In one of these trenches Sidney’s 12th Rifle Brigade made a heroic stand under continual shell-fire.

For many hours they withstood an attack from 200 German soldiers who took a trench beside them.

Two bombing attacks were repulsed at great cost, leaving one sergeant and seven men who then worked all that night strengthening the barricades.

In total the 12th Rifle Brigade lost three officers and about 100 men.

They received the praise of the Commander-in-Chief and the Army, Corps, Divisional and Brigade Commanders.

Medals were awarded to those who figured prominently in the action.

Sidney was promoted to sergeant in the field on September 8 1916.

Ten days later he was wounded in action and died on September 21 1916.

His older brother, Albert was a lance-corporal in the 9th Battalion of the Norfolk Regiment.

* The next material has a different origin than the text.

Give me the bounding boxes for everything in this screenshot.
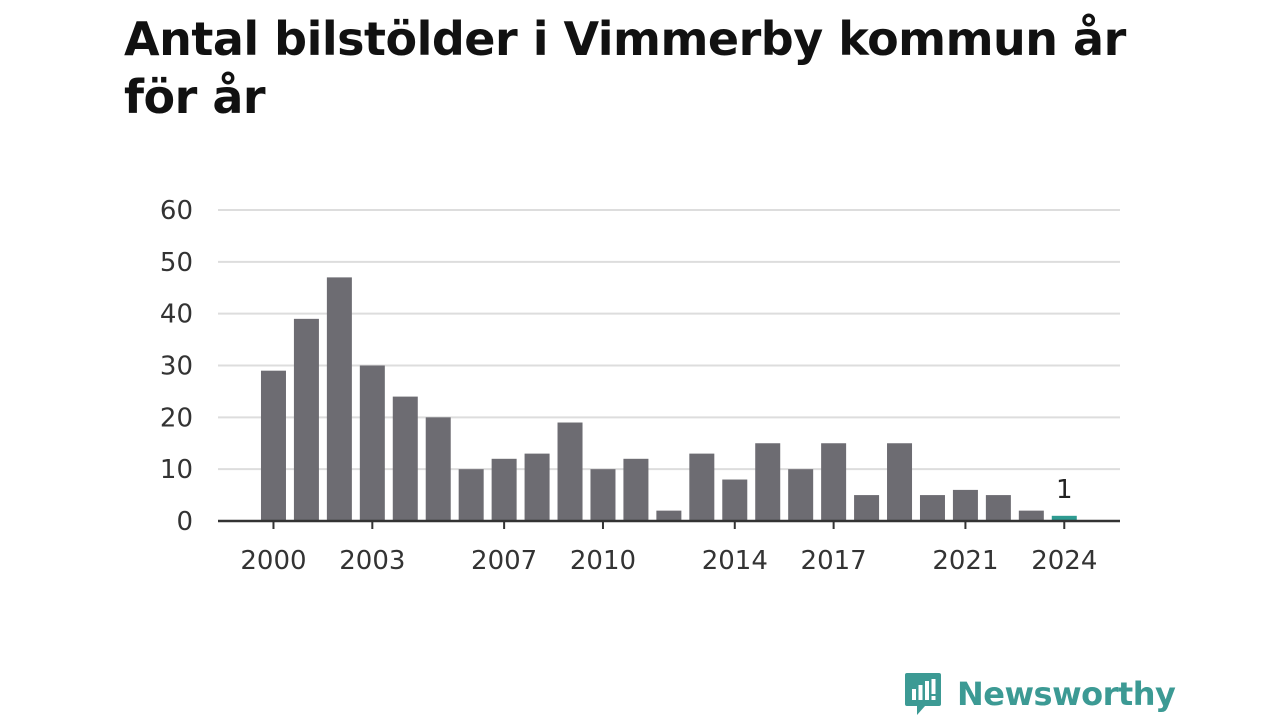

On October 12 1916 Albert’s battalion advanced on Bayonet Trench, near Flers, on the Somme.

They made good progress until they came up against thick barbed wire, which stopped their advance.

The men hid in shell-holes while being fired on by German troops.

Albert’s battalion returned fire and held their position, but hundreds of men were lost.

Albert was wounded and died of his wounds on October 13 1916, less than a month after his brother.

Albert left behind a wife, Lily and daughter Lilian Alberta.

Samantha Crowe is related to the Hayters.